With NAFTA then providing a secure legal framework, global ICT players felt more comfortable setting up shop in Mexico, and investment followed. It is in this context that analysts are more comfortable making predictions. MarketLine, for example, is looking out to 2016, saying that Mexico will then have $3.3 billion in software spending. But the trade deal is by no means the answer to all of Mexico’s problems.

NAFTA Not a Magic Wand

Despite the fact that there appear to have been significant macro-economic benefits, including increased technology investment, NAFTA certainly hasn’t been a magic wand – particularly with regard to rural poverty and income disparity in Mexico.

“A number of studies have found that NAFTA has brought economic and social benefits to the Mexican economy as a whole,” wrote M. Angeles Villarreal, specialist in International Trade and Finance, in a 2010 report to the United States Congress, “but the benefits have not been evenly distributed throughout the country.”

In fact, in Villarreal’s opinion “the effects on the Mexican economy tended to be modest at most.”

North America’s Integrated Economies

Of course, not everyone is in agreement. One booster is Stephen Zamora, director of the Center for U.S. and Mexican Law. Speaking to the Metropolitan Corporate Council, a law journal, Zamora contended recently that NAFTA has had a net positive effect on all three participating countries.

“While unskilled U.S. workers in certain industries experienced a negative impact, many U.S. companies profited from being able to maximize operations and enjoy cost efficiencies by strategically placing parts of their business in each country,” he said.

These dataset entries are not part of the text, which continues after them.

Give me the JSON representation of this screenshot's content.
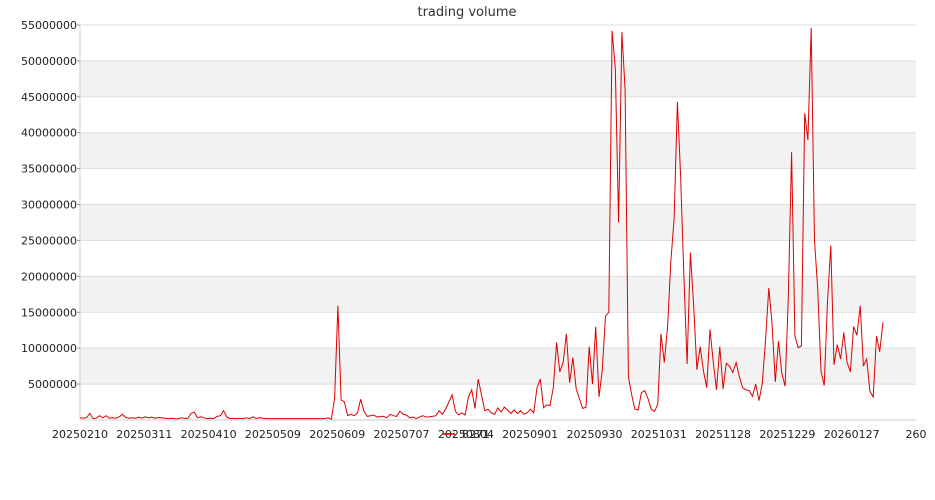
{
  "chart_data": {
    "type": "line",
    "title": "trading volume",
    "xlabel": "",
    "ylabel": "",
    "ylim": [
      0,
      55000000
    ],
    "y_ticks": [
      5000000,
      10000000,
      15000000,
      20000000,
      25000000,
      30000000,
      35000000,
      40000000,
      45000000,
      50000000,
      55000000
    ],
    "y_tick_labels": [
      "5000000",
      "10000000",
      "15000000",
      "20000000",
      "25000000",
      "30000000",
      "35000000",
      "40000000",
      "45000000",
      "50000000",
      "55000000"
    ],
    "x_tick_labels": [
      "20250210",
      "20250311",
      "20250410",
      "20250509",
      "20250609",
      "20250707",
      "20250804",
      "20250901",
      "20250930",
      "20251031",
      "20251128",
      "20251229",
      "20260127",
      "260"
    ],
    "grid": "horizontal bands",
    "legend_position": "bottom-center",
    "series": [
      {
        "name": "8271",
        "color": "#dd0000",
        "values": [
          300000,
          250000,
          300000,
          900000,
          200000,
          250000,
          600000,
          300000,
          600000,
          250000,
          300000,
          250000,
          450000,
          800000,
          350000,
          250000,
          300000,
          250000,
          400000,
          250000,
          450000,
          300000,
          400000,
          250000,
          350000,
          300000,
          250000,
          200000,
          250000,
          200000,
          150000,
          300000,
          250000,
          200000,
          900000,
          1100000,
          300000,
          450000,
          300000,
          200000,
          250000,
          200000,
          500000,
          600000,
          1300000,
          400000,
          200000,
          250000,
          200000,
          250000,
          200000,
          300000,
          200000,
          450000,
          200000,
          350000,
          250000,
          200000,
          200000,
          200000,
          200000,
          200000,
          200000,
          200000,
          200000,
          200000,
          200000,
          200000,
          200000,
          200000,
          200000,
          200000,
          200000,
          200000,
          200000,
          200000,
          300000,
          100000,
          3000000,
          15900000,
          2800000,
          2500000,
          600000,
          800000,
          600000,
          1000000,
          2900000,
          1200000,
          500000,
          600000,
          700000,
          400000,
          500000,
          500000,
          300000,
          800000,
          600000,
          500000,
          1200000,
          800000,
          700000,
          300000,
          400000,
          200000,
          400000,
          600000,
          400000,
          450000,
          500000,
          600000,
          1300000,
          800000,
          1500000,
          2500000,
          3500000,
          1200000,
          700000,
          1000000,
          700000,
          3200000,
          4200000,
          1600000,
          5700000,
          3500000,
          1300000,
          1500000,
          1000000,
          800000,
          1700000,
          1100000,
          1800000,
          1400000,
          900000,
          1400000,
          900000,
          1300000,
          800000,
          1000000,
          1500000,
          1000000,
          4500000,
          5700000,
          1700000,
          2100000,
          2000000,
          4500000,
          10800000,
          6700000,
          8000000,
          12000000,
          5200000,
          8700000,
          4300000,
          3000000,
          1600000,
          1800000,
          10200000,
          5000000,
          13000000,
          3200000,
          7000000,
          14500000,
          15000000,
          54200000,
          49000000,
          27500000,
          54000000,
          46000000,
          6000000,
          3500000,
          1500000,
          1400000,
          3800000,
          4100000,
          3000000,
          1500000,
          1200000,
          2200000,
          12000000,
          8000000,
          13000000,
          22000000,
          28000000,
          44300000,
          34000000,
          20000000,
          7800000,
          23300000,
          15800000,
          7000000,
          10200000,
          6800000,
          4500000,
          12600000,
          8000000,
          4200000,
          10200000,
          4300000,
          7900000,
          7500000,
          6600000,
          8000000,
          6000000,
          4500000,
          4200000,
          4100000,
          3300000,
          5000000,
          2700000,
          5000000,
          11000000,
          18400000,
          13500000,
          5300000,
          11000000,
          6500000,
          4700000,
          17000000,
          37300000,
          11700000,
          10100000,
          10300000,
          42700000,
          39000000,
          54600000,
          25000000,
          18300000,
          6800000,
          4800000,
          16500000,
          24300000,
          7700000,
          10500000,
          8500000,
          12200000,
          8000000,
          6700000,
          13000000,
          11800000,
          15900000,
          7500000,
          8500000,
          4000000,
          3200000,
          11700000,
          9500000,
          13600000
        ]
      }
    ]
  }
}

For many that might not sound like a benefit, but Zamora says that NAFTA has created a degree of economic integration with the United States that has helped keep higher value jobs at home – with home meaning the North American continent.

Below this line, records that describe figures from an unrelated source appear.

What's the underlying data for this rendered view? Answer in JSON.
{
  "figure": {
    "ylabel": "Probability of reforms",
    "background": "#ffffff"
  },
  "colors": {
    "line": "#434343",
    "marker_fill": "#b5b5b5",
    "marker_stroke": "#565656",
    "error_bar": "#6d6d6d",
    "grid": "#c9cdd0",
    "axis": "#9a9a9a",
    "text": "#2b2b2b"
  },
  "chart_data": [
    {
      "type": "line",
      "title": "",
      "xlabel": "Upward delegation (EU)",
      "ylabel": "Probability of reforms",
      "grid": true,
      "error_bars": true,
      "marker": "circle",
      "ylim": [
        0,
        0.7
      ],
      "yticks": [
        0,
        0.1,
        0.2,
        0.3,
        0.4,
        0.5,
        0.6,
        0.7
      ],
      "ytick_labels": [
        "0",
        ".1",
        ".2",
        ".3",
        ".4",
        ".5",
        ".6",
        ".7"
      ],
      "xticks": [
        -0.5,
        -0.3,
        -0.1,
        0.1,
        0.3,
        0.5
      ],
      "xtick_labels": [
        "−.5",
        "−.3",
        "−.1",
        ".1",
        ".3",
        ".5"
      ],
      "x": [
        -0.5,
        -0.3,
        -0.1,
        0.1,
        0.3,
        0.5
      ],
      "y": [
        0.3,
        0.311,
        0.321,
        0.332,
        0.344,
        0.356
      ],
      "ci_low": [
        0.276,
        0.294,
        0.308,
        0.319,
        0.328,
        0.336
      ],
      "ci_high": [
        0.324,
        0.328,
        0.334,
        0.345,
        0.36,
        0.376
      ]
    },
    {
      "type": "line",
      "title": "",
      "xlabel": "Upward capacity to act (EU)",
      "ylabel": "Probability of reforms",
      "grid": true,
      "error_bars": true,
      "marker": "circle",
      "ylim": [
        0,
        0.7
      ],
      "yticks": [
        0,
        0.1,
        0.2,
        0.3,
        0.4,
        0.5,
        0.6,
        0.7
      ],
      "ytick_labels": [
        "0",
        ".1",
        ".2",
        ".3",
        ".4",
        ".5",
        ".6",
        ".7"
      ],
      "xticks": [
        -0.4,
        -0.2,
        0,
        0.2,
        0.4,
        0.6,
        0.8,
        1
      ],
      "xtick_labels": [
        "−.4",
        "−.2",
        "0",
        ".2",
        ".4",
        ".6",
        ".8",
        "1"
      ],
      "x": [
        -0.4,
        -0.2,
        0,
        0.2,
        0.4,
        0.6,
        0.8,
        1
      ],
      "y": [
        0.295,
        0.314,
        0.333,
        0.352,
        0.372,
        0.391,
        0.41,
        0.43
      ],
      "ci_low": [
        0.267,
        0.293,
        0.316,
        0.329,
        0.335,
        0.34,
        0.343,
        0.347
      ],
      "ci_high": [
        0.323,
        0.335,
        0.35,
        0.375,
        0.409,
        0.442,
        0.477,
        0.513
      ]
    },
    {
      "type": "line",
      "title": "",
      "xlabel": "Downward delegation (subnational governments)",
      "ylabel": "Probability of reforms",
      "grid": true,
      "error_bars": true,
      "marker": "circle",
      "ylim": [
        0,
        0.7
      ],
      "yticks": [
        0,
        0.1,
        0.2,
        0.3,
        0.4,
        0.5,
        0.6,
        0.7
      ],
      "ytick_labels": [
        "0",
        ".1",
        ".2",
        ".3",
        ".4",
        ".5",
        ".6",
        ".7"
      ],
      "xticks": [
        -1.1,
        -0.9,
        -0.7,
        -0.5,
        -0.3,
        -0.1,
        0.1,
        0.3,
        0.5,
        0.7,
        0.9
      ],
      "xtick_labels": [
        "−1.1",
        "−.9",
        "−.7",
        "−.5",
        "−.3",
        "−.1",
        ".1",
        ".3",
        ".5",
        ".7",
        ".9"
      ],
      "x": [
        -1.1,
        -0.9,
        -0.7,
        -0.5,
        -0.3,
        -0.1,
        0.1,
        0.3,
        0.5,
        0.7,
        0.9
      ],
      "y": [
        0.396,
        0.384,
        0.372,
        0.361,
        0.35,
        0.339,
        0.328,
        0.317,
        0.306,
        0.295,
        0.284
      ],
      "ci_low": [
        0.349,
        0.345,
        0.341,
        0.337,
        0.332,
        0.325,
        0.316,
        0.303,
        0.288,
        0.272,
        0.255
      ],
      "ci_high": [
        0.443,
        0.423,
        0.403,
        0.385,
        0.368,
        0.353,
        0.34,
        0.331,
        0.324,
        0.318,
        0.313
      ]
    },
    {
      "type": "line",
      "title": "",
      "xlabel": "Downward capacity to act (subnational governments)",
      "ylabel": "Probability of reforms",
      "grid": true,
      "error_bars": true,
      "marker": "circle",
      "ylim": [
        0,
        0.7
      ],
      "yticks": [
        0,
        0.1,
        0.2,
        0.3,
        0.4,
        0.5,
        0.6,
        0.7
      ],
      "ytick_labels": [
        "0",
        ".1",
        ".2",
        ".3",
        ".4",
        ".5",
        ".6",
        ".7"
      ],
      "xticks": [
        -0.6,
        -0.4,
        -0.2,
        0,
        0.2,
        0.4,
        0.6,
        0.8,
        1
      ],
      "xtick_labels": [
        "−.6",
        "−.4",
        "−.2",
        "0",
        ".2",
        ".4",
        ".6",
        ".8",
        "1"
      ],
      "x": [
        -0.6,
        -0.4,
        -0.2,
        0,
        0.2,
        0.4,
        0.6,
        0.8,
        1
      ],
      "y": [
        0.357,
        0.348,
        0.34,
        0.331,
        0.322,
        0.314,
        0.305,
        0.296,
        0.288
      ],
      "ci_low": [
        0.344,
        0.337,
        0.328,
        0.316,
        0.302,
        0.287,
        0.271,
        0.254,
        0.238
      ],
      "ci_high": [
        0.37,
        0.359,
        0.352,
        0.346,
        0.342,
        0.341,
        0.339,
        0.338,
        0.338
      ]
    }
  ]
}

Sign up for our Nearshore Americas newsletter:

“The increasingly integrated economies of the NAFTA countries helps keep jobs in North America that might otherwise have migrated to Asia or other regions.”

NAFTA’s Tech Connection

At the end of February the New York Times syndicated columnist Thomas L. Friedman wrote an article in which he suggested that Mexico could be a dominant economic power in the 21st century. What struck Friedman most was “the number of tech startups emerging from Mexico’s young population – 50 percent of the country is under 29 – thanks to cheap, open-source innovation tools and cloud computing.”

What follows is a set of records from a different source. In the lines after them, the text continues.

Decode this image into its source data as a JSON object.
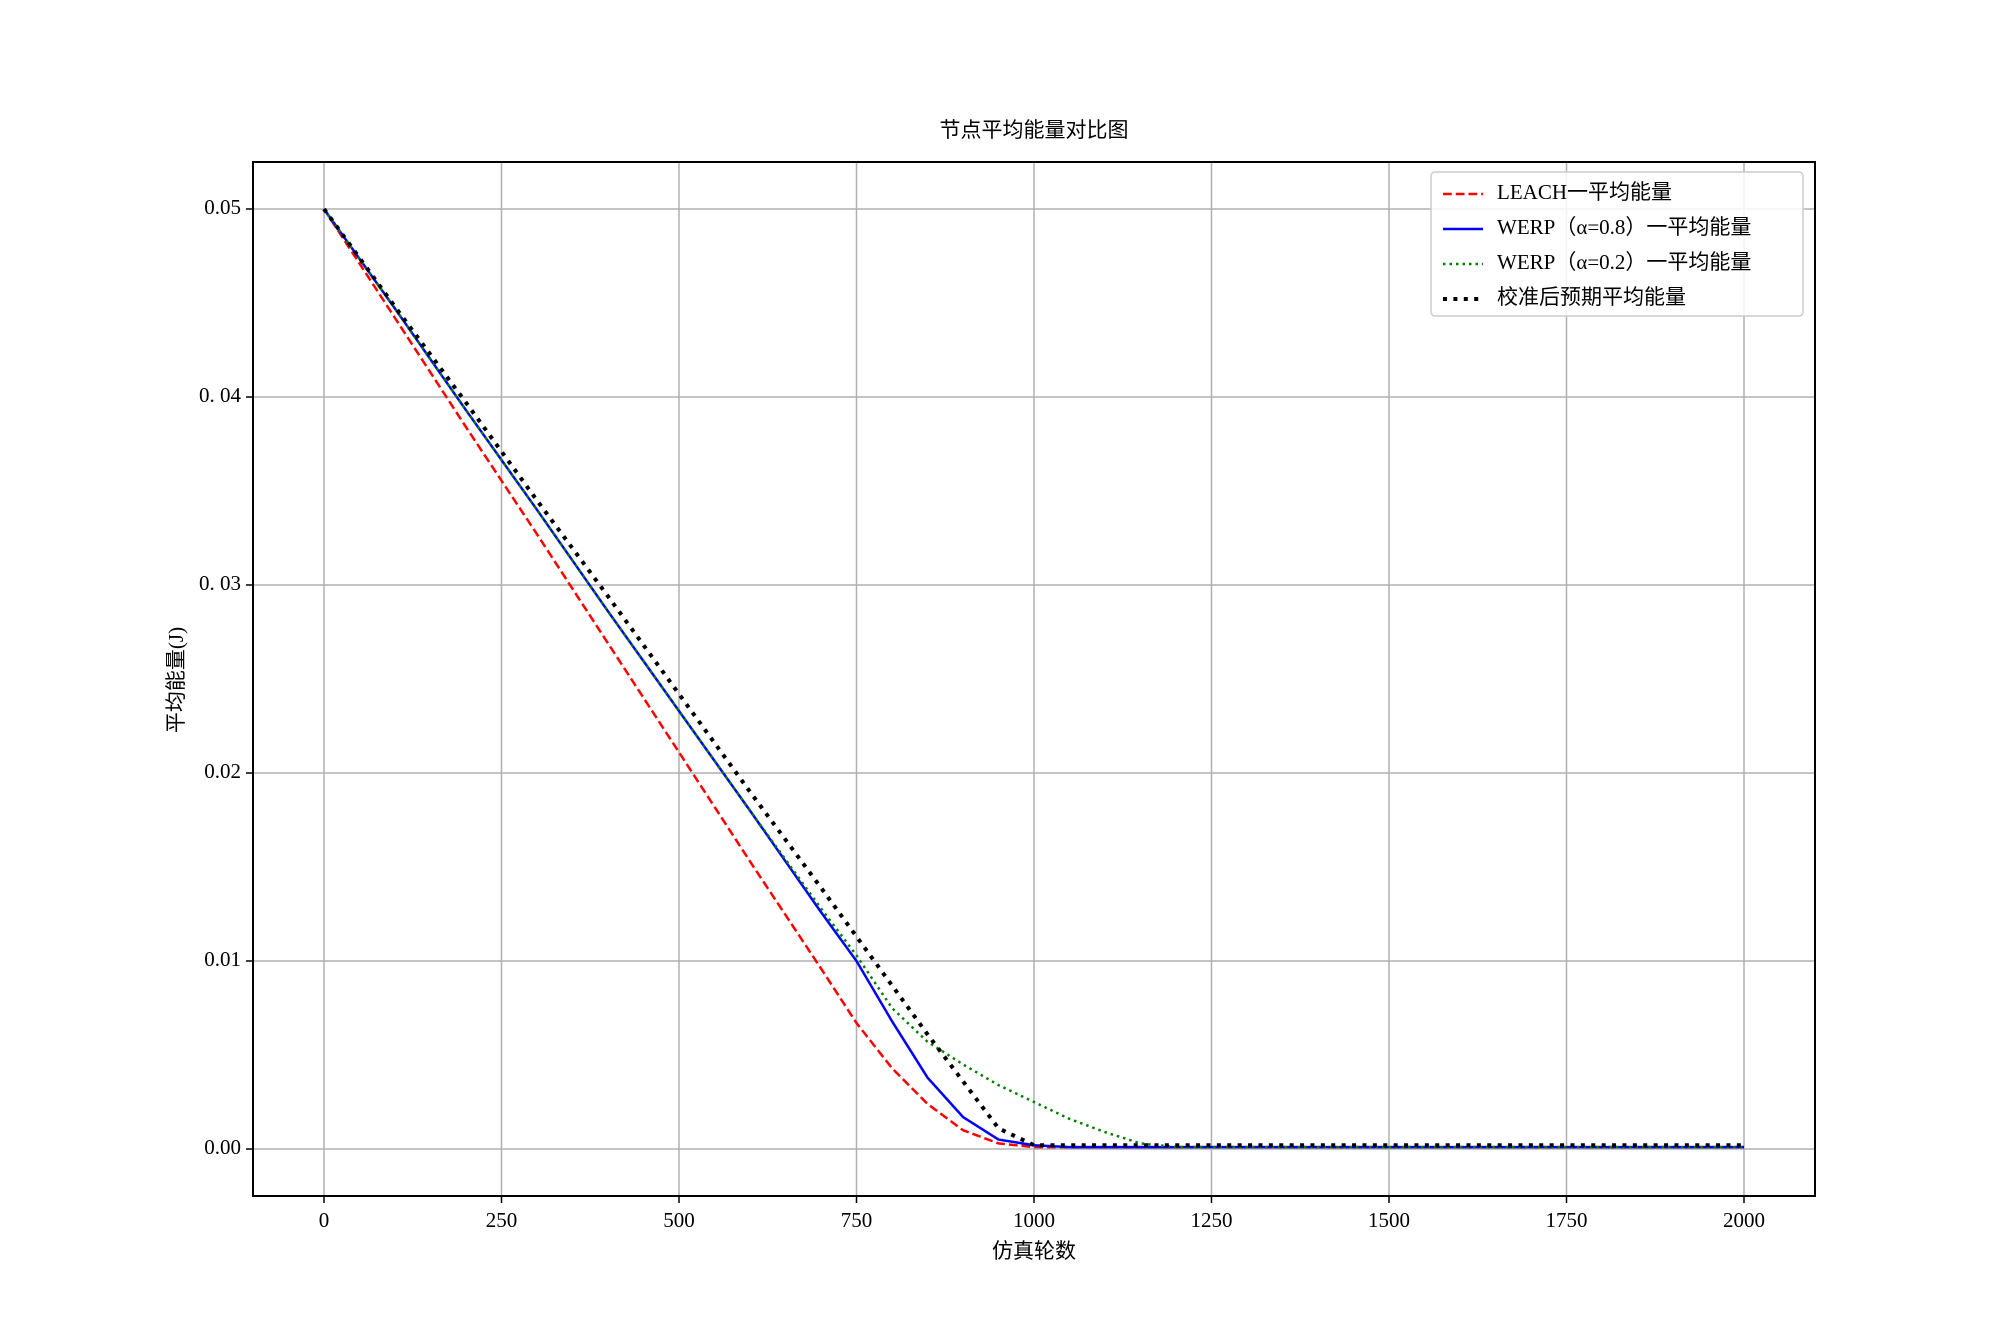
{
  "chart_data": {
    "type": "line",
    "title": "节点平均能量对比图",
    "xlabel": "仿真轮数",
    "ylabel": "平均能量(J)",
    "x": [
      0,
      100,
      200,
      300,
      400,
      500,
      600,
      700,
      750,
      800,
      850,
      900,
      950,
      1000,
      1050,
      1100,
      1150,
      1200,
      1500,
      2000
    ],
    "series": [
      {
        "name": "LEACH一平均能量",
        "color": "#ff0000",
        "linestyle": "dashed",
        "linewidth": 2.5,
        "values": [
          0.05,
          0.0442,
          0.0384,
          0.0327,
          0.0269,
          0.0211,
          0.0153,
          0.0096,
          0.0067,
          0.0043,
          0.0024,
          0.001,
          0.0003,
          0.0001,
          0.0001,
          0.0001,
          0.0001,
          0.0001,
          0.0001,
          0.0001
        ]
      },
      {
        "name": "WERP（α=0.8）一平均能量",
        "color": "#0000ff",
        "linestyle": "solid",
        "linewidth": 2.5,
        "values": [
          0.05,
          0.0447,
          0.0393,
          0.034,
          0.0286,
          0.0233,
          0.018,
          0.0126,
          0.01,
          0.0068,
          0.0038,
          0.0017,
          0.0005,
          0.0002,
          0.0001,
          0.0001,
          0.0001,
          0.0001,
          0.0001,
          0.0001
        ]
      },
      {
        "name": "WERP（α=0.2）一平均能量",
        "color": "#008000",
        "linestyle": "dotted",
        "linewidth": 2.5,
        "values": [
          0.05,
          0.0447,
          0.0393,
          0.034,
          0.0286,
          0.0233,
          0.018,
          0.0128,
          0.0103,
          0.0075,
          0.0057,
          0.0045,
          0.0034,
          0.0025,
          0.0016,
          0.0009,
          0.0003,
          0.0001,
          0.0001,
          0.0001
        ]
      },
      {
        "name": "校准后预期平均能量",
        "color": "#000000",
        "linestyle": "dotted",
        "linewidth": 4,
        "values": [
          0.05,
          0.0448,
          0.0397,
          0.0345,
          0.0294,
          0.0242,
          0.019,
          0.0139,
          0.0113,
          0.0087,
          0.0061,
          0.0036,
          0.0011,
          0.0002,
          0.0002,
          0.0002,
          0.0002,
          0.0002,
          0.0002,
          0.0002
        ]
      }
    ],
    "xlim": [
      -100,
      2100
    ],
    "ylim": [
      -0.0025,
      0.0525
    ],
    "xticks": [
      0,
      250,
      500,
      750,
      1000,
      1250,
      1500,
      1750,
      2000
    ],
    "yticks": [
      {
        "value": 0,
        "label": "0.00"
      },
      0.01,
      0.02,
      {
        "value": 0.03,
        "label": "0. 03"
      },
      {
        "value": 0.04,
        "label": "0. 04"
      },
      0.05
    ],
    "grid": true,
    "legend": "upper right"
  }
}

Thanks to what NAFTA has spawned, too.  Mexico has now inked 44 free-trade agreements, more than any nation in the world, the result being a solid boost to a manufacturing sector that is increasingly reliant on high technology.

But, as we know, Mexico faces some real challenges that trade deals alone can’t solve. When it comes to income disparities, for example, Mexico’s public sector is still struggling to solve the problem. In his report to the US Congress, Villarreal said that “most studies suggest that for Mexico to narrow these income disparities, the government needs to invest more in education, innovation and infrastructure, as well as improve the quality of national institutions.”

And Rodrigo Aguilera, an economist who acts as the Latin America editor for The Economist Intelligence Unit, has expressed concern that foreign direct investment in Mexico is at its lowest level relative to GDP since 1993 – the year before NAFTA was signed. The silver lining is that Mexico accounts for almost two-thirds of Latin America’s total exports of manufactured goods, meaning that the domestic economy has traded its way to high levels of internal investment, and used that to boost trade.

Consequently, the biggest story with NAFTA may not been direct foreign investment in technology. Instead, it could be how the trade deal has increased domestic wealth, and how that in turn has resulted in more investment in ICT, such as in the recent example  Mexico’s Televisa media conglomerate announcing $1 billion in capex in 2013, with most of that going directly to ICT.